I wasn't closely tracking my time and distance for most of the race, just using my Garmin as a stopwatch to keep track of my intervals. I did well with the hills, except for one particularly large one which I walked partway (but some of more the hard-core runners seemed to be doing the same!) I had a few "whoa whoa whoa" moments when I felt my feet starting to skid out on the ice or snow, but no falls or even near-falls. When we ran down to the final turn of the course, which would take us by the hospital and back into the park, I was starting to feel tired and a bit overrun with the cold. I kept telling myself, I'm ON the home stretch, the finish line is on THIS street, and thankfully there were plenty of volunteers stationed along the course cheering us on and shouting "Keep going! You're almost there!" I then saw the 6 mile marker for the 10K, which shared our finish line, and then our 3 mile marker. Those last 0.2 miles felt sooooooooo looooooooooong. When I felt my foot hit the finish mat, I nearly collapsed with relief! I went up to my husband, who was there supporting me, and talked to him for a few seconds, then realized my Garmin was still running - and showing a time of 35:52 - so I shut it off. I guessed at the time that I'd probably come in around 35:32, barely scraping by to make my 36 minute goal. We walked to the food tent, where I got a half a bagel and some rice. My chip time ended up being 35:32. Overall rank was 125/160, division rank was 13/20, and among females 57/85. (The reason for the small numbers is that a lot of the runners didn't pay the extra $5 to be chip-timed. So although there were hundreds of 5K runners, the rankings were only for the 160 chip-timed...)

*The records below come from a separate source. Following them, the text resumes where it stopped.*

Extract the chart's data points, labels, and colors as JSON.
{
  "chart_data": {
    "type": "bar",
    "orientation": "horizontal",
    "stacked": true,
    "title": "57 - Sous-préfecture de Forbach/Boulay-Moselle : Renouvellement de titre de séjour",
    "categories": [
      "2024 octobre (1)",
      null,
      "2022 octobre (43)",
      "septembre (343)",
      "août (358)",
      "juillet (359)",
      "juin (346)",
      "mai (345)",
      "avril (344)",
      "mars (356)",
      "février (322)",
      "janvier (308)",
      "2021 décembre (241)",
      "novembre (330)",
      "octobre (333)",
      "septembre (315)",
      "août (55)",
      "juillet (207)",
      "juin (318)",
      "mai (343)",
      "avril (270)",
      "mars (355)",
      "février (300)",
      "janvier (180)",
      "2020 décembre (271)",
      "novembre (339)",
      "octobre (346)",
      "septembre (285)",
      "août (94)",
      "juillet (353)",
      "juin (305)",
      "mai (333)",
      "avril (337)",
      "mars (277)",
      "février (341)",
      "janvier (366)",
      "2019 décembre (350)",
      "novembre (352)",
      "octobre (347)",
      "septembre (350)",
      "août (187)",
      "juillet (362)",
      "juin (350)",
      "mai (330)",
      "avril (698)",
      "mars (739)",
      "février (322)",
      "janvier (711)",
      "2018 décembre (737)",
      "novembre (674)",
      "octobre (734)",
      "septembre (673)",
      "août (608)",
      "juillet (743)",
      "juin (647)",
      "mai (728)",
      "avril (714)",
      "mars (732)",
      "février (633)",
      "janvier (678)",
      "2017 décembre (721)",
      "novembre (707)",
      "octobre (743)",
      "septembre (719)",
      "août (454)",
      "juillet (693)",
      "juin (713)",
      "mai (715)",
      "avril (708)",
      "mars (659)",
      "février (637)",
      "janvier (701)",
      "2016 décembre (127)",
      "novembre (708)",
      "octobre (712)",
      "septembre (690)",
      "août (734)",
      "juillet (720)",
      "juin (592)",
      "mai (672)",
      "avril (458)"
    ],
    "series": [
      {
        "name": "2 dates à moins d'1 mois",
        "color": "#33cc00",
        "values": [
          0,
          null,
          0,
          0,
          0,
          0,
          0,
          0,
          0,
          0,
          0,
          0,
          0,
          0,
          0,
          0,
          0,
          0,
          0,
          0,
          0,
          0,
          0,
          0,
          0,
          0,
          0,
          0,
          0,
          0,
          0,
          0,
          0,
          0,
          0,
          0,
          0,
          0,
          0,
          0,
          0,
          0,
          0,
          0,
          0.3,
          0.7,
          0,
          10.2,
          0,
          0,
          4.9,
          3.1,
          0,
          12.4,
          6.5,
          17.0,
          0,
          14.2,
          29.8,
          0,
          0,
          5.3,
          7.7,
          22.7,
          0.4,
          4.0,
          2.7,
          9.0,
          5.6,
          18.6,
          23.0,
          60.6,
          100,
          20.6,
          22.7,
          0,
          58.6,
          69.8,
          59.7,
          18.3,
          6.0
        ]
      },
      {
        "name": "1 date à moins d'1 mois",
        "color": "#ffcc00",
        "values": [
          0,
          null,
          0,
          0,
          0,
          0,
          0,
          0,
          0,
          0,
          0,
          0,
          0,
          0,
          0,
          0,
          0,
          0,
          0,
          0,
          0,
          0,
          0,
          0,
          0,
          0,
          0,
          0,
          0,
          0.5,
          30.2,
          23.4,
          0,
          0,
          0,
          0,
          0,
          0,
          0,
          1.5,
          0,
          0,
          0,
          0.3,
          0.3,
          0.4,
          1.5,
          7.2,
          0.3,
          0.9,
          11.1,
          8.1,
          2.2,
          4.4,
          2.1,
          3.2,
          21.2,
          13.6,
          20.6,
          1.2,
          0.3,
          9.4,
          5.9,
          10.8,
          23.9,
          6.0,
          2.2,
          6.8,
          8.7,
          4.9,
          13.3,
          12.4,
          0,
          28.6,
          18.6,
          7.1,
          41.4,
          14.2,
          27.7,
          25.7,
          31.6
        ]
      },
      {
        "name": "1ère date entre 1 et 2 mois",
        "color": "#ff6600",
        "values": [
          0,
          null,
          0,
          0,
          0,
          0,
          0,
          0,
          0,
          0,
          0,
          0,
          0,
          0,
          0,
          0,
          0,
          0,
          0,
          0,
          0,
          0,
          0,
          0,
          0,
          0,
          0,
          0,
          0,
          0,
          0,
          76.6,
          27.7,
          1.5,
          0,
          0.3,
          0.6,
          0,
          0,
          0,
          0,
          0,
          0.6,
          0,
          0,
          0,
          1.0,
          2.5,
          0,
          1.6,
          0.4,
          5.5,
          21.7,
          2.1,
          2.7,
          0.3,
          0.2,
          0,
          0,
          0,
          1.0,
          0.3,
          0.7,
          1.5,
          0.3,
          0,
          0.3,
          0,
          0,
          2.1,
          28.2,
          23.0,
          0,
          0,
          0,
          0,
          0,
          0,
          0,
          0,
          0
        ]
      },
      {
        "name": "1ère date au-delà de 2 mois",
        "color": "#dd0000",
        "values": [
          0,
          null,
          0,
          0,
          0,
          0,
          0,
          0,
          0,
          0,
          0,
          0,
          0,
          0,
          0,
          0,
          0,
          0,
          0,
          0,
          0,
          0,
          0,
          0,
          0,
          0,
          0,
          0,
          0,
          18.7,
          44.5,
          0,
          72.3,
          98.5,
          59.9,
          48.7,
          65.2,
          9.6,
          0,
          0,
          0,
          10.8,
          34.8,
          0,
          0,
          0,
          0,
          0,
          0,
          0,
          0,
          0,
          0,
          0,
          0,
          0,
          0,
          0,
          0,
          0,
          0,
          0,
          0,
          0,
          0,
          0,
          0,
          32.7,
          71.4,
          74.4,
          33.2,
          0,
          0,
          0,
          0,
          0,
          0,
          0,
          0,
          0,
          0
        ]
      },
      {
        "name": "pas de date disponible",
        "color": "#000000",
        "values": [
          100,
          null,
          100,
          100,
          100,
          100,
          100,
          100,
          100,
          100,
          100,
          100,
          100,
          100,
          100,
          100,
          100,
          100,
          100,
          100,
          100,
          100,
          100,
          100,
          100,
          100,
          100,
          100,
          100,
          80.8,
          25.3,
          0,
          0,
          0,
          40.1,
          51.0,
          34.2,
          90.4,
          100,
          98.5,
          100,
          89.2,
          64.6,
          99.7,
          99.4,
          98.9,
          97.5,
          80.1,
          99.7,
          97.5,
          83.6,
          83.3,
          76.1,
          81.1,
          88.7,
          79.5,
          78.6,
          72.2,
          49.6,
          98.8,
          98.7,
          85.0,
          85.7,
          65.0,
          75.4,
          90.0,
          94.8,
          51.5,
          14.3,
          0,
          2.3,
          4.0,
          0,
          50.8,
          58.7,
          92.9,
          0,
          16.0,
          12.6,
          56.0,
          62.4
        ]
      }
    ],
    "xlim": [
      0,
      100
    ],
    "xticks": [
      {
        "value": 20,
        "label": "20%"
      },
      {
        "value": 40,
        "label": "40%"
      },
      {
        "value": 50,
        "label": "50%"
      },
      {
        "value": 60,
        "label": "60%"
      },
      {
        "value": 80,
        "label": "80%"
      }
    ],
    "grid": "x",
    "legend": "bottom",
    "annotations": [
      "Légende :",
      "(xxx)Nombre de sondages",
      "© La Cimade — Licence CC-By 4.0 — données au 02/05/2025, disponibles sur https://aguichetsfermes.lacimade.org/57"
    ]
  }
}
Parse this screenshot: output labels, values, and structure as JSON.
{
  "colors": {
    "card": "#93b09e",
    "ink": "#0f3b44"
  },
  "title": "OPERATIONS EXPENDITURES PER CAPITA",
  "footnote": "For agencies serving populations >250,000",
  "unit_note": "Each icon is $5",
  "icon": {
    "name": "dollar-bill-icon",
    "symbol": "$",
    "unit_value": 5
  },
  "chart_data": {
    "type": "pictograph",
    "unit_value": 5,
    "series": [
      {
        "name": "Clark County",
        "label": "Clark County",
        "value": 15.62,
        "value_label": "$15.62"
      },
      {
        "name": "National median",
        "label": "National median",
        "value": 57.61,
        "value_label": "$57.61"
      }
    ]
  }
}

I feel good about my performance. I definitely qualified to join this club:
But it's all good! I was proud of myself for keeping my 3:1 going the whole way and for managing most of the hills without breaking stride, except for that really huge one! I had a BLAST and really felt like I was running through a fantasyland. I would TOTALLY do this race again next winter. Maybe I'll dress up as a festive Christmas penguin.